The from classical (deterministic) system theory well known $\text{Reciprocity Theorem of time duration and bandwidth}$ also applies here: A narrow ACF corresponds to a broad PSD and vice versa.
As a descriptive quantity, we use here the »equivalent PSD bandwidth« $∇f$ $($one speaks "Nabla-f"$)$,
similarly defined as the equivalent ACF duration $∇τ$ in chapter "Interpretation of the auto-correlation function":

$${{\rm \nabla} f_x} = \frac {1}{{\it \Phi}_x(f = {\rm 0})} \cdot \int^{+\infty}_{-\infty}{{\it \Phi}_x(f)} \hspace{0.1cm} {\rm d} f, $$

$${ {\rm \nabla} \tau_x} = \frac {\rm 1}{ \varphi_x(\tau = \rm 0)} \cdot \int^{+\infty}_{-\infty}{\varphi_x(\tau )} \hspace{0.1cm} {\rm d} \tau.$$

With these definitions, the following basic relationship holds:

$${{\rm \nabla} \tau_x} \cdot {{\rm \nabla} f_x} = 1\hspace{1cm}{\rm resp.}\hspace{1cm} {{\rm \nabla} \tau_y} \cdot {{\rm \nabla} f_y} = 1.$$

$\text{Example 1:}$ We start from the graph at the top of this section:

The characteristics of the higher frequency signal $x(t)$ are $∇τ_x = 0.33\hspace{0.08cm} \rm µs$ and $∇f_x = 3 \hspace{0.08cm} \rm MHz$.
The equivalent ACF duration of the signal $y(t)$ is three times: $∇τ_y = 1 \hspace{0.08cm} \rm µs$.
The equivalent PSD bandwidth of the signal $y(t)$ is thus only $∇f_y = ∇f_x/3 = 1 \hspace{0.08cm} \rm MHz$.

$\text{General:}$ The product of equivalent ACF duration ${ {\rm \nabla} \tau_x}$ and equivalent PSD bandwidth $ { {\rm \nabla} f_x}$ is always "one":

$${ {\rm \nabla} \tau_x} \cdot { {\rm \nabla} f_x} = 1.$$

$\text{Proof:}$ According to the above definitions:

$${ {\rm \nabla} \tau_x} = \frac {\rm 1}{ \varphi_x(\tau = \rm 0)} \cdot \int^{+\infty}_{-\infty}{ \varphi_x(\tau )} \hspace{0.1cm} {\rm d} \tau = \frac { {\it \Phi}_x(f = {\rm 0)} }{ \varphi_x(\tau = \rm 0)},$$

$${ {\rm \nabla} f_x} = \frac {1}{ {\it \Phi}_x(f = {\rm0})} \cdot \int^{+\infty}_{-\infty}{ {\it \Phi}_x(f)} \hspace{0.1cm} {\rm d} f = \frac {\varphi_x(\tau = {\rm 0)} }{ {\it \Phi}_x(f = \rm 0)}.$$

Thus, the product is equal to $1$.

q.e.d.

$\text{Example 2:}$ A limiting case of the reciprocity theorem represents the so-called "White Noise":

This includes all spectral components (up to infinity).
The equivalent PSD bandwidth $∇f$ is infinite.

The theorem given here states that for the equivalent ACF duration $∇τ = 0$ must hold ⇒ »white noise has a Dirac-shaped ACF«.

For more on this topic, see the three-part (German language) learning video "The AWGN channel", especially the second part.

Power-spectral density with DC component

We assume a DC–free random process $\{x_i(t)\}$. Further, we assume that the process also contains no periodic components.

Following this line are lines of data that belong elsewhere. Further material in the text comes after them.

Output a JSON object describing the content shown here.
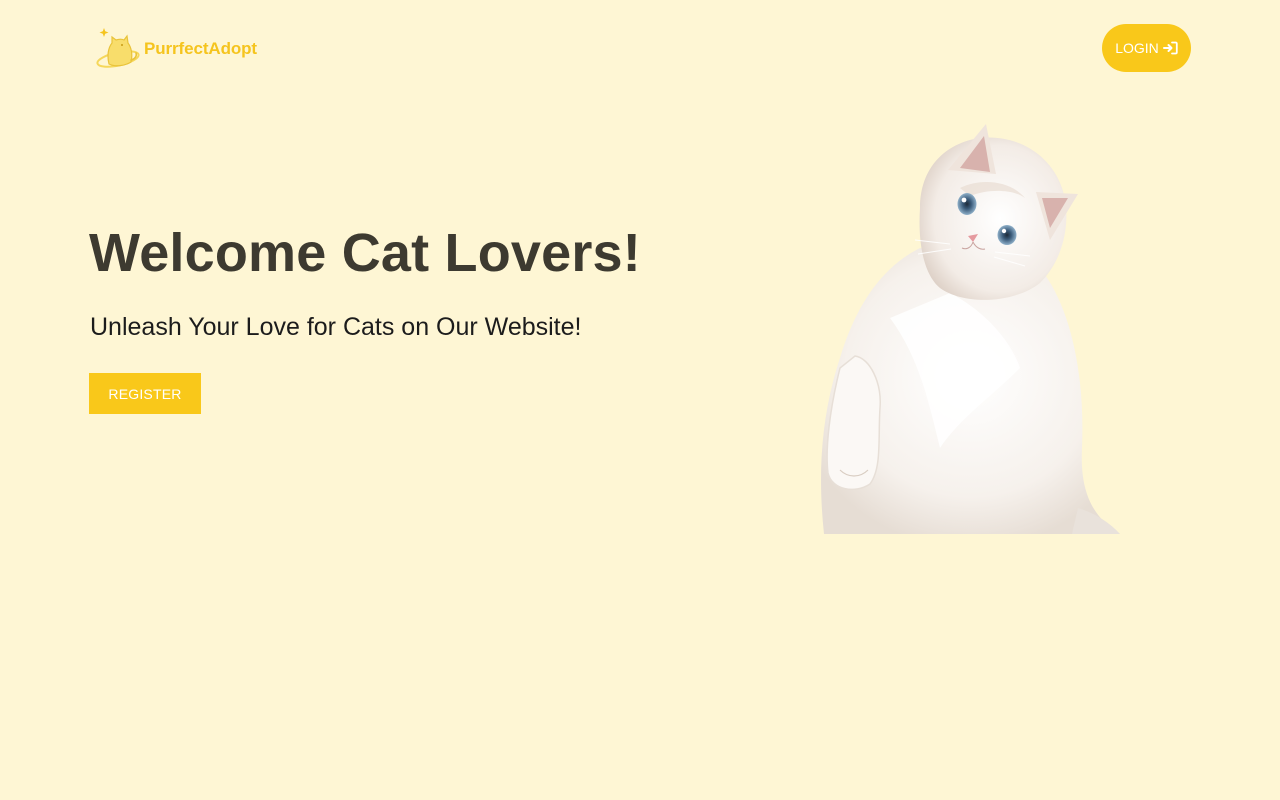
{
  "header": {
    "brand_name": "PurrfectAdopt",
    "login_label": "LOGIN"
  },
  "hero": {
    "title": "Welcome Cat Lovers!",
    "subtitle": "Unleash Your Love for Cats on Our Website!",
    "register_label": "REGISTER"
  },
  "icons": {
    "logo": "cat-logo-icon",
    "login": "sign-in-icon",
    "hero_image": "white-cat-photo"
  },
  "colors": {
    "background": "#fef6d4",
    "accent": "#f9c81a",
    "heading": "#3d3a30",
    "text": "#1c1c1c",
    "button_text": "#ffffff"
  }
}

Then holds:

The auto-correlation function $φ_x(τ)$ vanishes for $τ → ∞$.
The power-spectral density ${\it \Phi}_x(f)$ – computable as the Fourier transform of $φ_x(τ)$ – is both continuous in value and continuous in time, i.e., without discrete components.

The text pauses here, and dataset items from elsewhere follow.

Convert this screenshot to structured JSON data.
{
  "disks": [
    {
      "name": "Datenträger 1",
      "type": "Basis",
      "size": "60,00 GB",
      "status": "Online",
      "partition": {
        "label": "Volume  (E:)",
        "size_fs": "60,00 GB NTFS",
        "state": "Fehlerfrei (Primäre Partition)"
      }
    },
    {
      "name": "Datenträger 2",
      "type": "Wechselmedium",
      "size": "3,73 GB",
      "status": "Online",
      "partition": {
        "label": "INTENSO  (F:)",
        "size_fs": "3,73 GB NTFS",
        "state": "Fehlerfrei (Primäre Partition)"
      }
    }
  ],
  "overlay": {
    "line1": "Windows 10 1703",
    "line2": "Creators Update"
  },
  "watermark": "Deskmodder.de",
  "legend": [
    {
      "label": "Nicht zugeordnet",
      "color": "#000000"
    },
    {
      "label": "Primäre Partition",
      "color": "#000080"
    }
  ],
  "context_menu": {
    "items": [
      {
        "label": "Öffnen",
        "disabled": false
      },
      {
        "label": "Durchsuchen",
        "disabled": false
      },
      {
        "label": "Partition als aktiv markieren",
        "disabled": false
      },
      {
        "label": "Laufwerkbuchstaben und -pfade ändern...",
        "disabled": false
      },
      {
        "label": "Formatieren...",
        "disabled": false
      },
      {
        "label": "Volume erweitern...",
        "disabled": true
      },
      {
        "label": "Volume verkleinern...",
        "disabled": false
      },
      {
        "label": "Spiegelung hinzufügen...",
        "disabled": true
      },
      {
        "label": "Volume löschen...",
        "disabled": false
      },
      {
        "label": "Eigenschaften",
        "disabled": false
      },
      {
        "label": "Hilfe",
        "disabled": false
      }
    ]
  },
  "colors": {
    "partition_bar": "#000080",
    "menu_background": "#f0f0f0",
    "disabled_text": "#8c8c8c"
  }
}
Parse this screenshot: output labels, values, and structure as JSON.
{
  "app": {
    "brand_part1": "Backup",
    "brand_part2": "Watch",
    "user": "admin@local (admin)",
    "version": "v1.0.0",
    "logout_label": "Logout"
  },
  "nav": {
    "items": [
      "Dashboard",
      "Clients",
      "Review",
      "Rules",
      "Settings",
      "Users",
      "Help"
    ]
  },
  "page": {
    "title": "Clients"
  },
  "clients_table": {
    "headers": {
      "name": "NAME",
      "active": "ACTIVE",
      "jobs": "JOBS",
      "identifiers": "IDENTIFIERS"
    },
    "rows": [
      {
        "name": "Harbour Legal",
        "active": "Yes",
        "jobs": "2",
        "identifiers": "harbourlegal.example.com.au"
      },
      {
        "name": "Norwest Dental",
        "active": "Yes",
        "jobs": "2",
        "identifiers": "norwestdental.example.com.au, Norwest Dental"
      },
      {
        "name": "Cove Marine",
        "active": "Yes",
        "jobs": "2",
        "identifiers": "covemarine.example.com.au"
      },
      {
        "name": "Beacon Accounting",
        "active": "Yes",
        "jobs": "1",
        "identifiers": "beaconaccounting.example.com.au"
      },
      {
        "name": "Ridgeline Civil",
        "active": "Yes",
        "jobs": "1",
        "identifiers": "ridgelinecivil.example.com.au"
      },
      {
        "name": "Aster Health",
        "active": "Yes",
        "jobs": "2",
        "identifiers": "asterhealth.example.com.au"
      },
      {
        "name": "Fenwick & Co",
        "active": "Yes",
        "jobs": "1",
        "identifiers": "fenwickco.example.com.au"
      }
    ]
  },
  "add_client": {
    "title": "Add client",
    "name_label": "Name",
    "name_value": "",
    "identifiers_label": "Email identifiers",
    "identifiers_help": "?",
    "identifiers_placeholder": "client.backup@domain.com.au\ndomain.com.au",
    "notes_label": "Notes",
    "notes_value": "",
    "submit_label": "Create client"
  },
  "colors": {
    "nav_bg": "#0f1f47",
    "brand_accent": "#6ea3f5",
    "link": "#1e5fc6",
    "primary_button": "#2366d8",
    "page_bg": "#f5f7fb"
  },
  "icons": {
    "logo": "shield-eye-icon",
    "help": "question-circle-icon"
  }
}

We now consider a second random process $\{y_i(t)\}$, which differs from the process $\{x_i(t)\}$ only by an additional DC component $m_y$:

$$\left\{ y_i (t) \right\} = \left\{ x_i (t) + m_y \right\}.$$

The statistical descriptors of the mean-valued random process $\{y_i(t)\}$ then have the following properties:

The limit of the ACF for $τ → ∞$ is now no longer zero, but $m_y^2$. Throughout the $τ$–range from $-∞$ to $+∞$ the ACF $φ_y(τ)$ is larger than $φ_x(τ)$ by $m_y^2$:

$${\varphi_y ( \tau)} = {\varphi_x ( \tau)} + m_y^2 . $$

According to the elementary laws of the Fourier transform, the constant ACF contribution in the PSD leads to a Dirac delta function $δ(f)$ with weight $m_y^2$:

$${{\it \Phi}_y ( f)} = {\Phi_x ( f)} + m_y^2 \cdot \delta (f). $$

More information about the $\delta$–function can be found in the chapter "Direct current signal - Limit case of a periodic signal" of the book "Signal Representation". Furthermore, we would like to refer you here to the (German language) learning video "Herleitung und Visualisierung der Diracfunktion" ⇒ "Derivation and visualization of the Dirac delta function".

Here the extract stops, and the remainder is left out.